Parasites belong to the group of pathogens that includes viruses, bacteria, fungi, and prions. Although they have a rather unfortunate reputation, the majority of living organisms are parasitic and they play an important role in orangutan population dynamics and ecosystem diversity. With habitat fragmentation and increasing exposure to human settlements, the dynamic of parasites and their effect on remaining wild orangutan populations are becoming the focus of increasing research (Foitova et. al., 2009).
Parasitic infections can have a devastating impact on the health of any individual, and orangutans, who in some regions suffer prolonged periods of lean fruit availability and decreased nutrition, can be particularly susceptible. Studies have shown there are a number of external factors that influence the susceptibility of populations to parasitic infections, including density, contact with humans and climatic factors which affect temperature and humidity. For example, some species of parasites were found to affect chimpanzees more significantly during periods of higher rainfall, and comparison of parasite levels in Bukit Lawang, a popular tourist destination in Sumatra, and Ketambe, where human contact is low, has found that levels are significantly higher in Bukit Lawang, where several species of pinworm have also been documented (Foitova et. al., 2009).
Research published in 2002 recorded the presence of 10 parasites in 371 fecal samples from 24 wild and semi-wild orangutans, and similar studies in 2005 and 2007 showed similar levels, with 16 parasite species found in 421 samples and 13 parasite species in 376 samples respectively, including Chilomastix mesnelii, Endolimax nana, Balantidium coli, Dientamoeba fragilis, and Entamoeba hartmanni.

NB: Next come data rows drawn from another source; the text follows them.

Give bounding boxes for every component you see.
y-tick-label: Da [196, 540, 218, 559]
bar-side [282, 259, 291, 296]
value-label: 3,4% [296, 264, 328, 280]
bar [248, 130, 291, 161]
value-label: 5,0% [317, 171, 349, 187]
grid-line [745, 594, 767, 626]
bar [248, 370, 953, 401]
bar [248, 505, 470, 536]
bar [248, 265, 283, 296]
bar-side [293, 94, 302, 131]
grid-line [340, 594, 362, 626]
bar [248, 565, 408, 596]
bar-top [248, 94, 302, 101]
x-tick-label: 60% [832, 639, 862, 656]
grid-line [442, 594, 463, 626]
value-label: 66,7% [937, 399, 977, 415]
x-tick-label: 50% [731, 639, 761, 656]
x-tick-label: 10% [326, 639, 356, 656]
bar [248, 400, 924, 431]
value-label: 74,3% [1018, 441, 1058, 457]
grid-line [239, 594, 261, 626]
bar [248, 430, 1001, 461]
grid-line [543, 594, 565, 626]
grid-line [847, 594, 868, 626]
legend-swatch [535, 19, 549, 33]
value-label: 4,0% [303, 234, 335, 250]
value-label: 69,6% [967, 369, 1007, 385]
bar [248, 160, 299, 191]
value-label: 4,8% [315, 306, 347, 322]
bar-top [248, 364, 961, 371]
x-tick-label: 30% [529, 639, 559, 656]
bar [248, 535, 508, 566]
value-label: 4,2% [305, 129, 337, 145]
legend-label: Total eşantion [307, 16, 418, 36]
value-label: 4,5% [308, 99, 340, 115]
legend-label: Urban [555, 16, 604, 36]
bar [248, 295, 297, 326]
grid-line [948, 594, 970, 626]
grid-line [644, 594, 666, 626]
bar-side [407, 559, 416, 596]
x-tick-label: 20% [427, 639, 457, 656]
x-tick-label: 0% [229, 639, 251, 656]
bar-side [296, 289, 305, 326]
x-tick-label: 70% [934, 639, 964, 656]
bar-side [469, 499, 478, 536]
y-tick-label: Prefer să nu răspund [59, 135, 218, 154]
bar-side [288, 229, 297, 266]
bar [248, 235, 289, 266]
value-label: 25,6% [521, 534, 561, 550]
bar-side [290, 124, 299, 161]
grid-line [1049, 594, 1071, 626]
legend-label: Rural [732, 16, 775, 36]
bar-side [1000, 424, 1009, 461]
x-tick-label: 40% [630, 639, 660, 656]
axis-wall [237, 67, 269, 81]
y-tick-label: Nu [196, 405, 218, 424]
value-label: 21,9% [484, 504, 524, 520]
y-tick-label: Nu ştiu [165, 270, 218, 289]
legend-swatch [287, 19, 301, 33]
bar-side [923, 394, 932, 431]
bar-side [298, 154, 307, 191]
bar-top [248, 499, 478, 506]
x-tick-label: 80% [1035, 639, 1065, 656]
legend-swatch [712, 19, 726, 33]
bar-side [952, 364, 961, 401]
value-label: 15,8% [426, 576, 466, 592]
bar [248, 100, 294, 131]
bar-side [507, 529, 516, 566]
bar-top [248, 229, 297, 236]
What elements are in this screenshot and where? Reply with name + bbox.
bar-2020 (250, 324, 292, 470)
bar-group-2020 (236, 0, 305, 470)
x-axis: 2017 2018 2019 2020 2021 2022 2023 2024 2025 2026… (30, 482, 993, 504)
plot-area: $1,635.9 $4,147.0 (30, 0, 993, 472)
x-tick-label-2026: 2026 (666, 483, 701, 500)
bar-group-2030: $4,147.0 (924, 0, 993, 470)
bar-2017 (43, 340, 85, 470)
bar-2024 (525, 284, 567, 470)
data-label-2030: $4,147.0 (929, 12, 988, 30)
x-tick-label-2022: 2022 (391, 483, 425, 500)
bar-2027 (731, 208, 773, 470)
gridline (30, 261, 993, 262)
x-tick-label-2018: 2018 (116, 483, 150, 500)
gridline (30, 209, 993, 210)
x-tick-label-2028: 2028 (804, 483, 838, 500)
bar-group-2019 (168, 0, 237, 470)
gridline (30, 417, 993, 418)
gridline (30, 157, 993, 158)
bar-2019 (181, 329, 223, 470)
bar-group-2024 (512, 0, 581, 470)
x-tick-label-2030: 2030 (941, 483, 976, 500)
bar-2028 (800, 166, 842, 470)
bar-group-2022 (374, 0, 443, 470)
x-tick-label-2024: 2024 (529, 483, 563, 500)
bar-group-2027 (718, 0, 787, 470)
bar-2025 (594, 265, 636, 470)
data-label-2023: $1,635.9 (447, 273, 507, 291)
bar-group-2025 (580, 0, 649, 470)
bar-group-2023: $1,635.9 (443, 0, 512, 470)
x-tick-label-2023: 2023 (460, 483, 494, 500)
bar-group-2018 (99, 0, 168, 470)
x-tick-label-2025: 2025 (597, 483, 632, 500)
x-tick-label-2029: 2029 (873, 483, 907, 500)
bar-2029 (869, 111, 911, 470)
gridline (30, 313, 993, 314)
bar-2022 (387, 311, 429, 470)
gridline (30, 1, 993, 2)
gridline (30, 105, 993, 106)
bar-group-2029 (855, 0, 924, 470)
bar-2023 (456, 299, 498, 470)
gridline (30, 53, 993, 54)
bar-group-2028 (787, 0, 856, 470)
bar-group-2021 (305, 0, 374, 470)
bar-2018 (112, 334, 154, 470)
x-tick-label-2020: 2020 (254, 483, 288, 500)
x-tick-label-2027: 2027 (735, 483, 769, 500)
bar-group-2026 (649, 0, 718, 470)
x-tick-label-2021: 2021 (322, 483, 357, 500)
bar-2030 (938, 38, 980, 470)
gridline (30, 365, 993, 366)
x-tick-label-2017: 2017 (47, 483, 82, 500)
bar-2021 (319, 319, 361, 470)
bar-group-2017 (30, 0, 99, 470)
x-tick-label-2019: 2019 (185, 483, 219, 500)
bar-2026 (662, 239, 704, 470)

Variations were found in parasites found most commonly in wild and semi-wild populations, indicating that exposure to humans and outside influences can result in orangutans hosting parasites not typically found in wild populations (Foitova et. al., 2009).
Although this area of research is in its infancy, it is assumed orangutans, like chimpanzees, eat plants containing bioactive substances, which reduce the level of parasitic infections, and orangutans at Sebangu in Borneo have been seen self-medicating (Morrogh-Bernard, 2008).
Foitova, I., Huffman, M.A., Wisnu, N. & Olsansky, M. (2009). Parasites and their impacts on orangutan health. In Wich, S.A., Atmoko, S.S.U., Setia T.M. & Van Schaik, C.P., editors, Orangutans: Geographic variation in Behavioral Ecology and Conservation, Oxford University Press, UK.
Morrogh-Bernard, H. (2008). Fur-rubbing as a form of self-medication in Pongo pygmaeus. International Journal of Primatology, 29, pp. 1059-1064.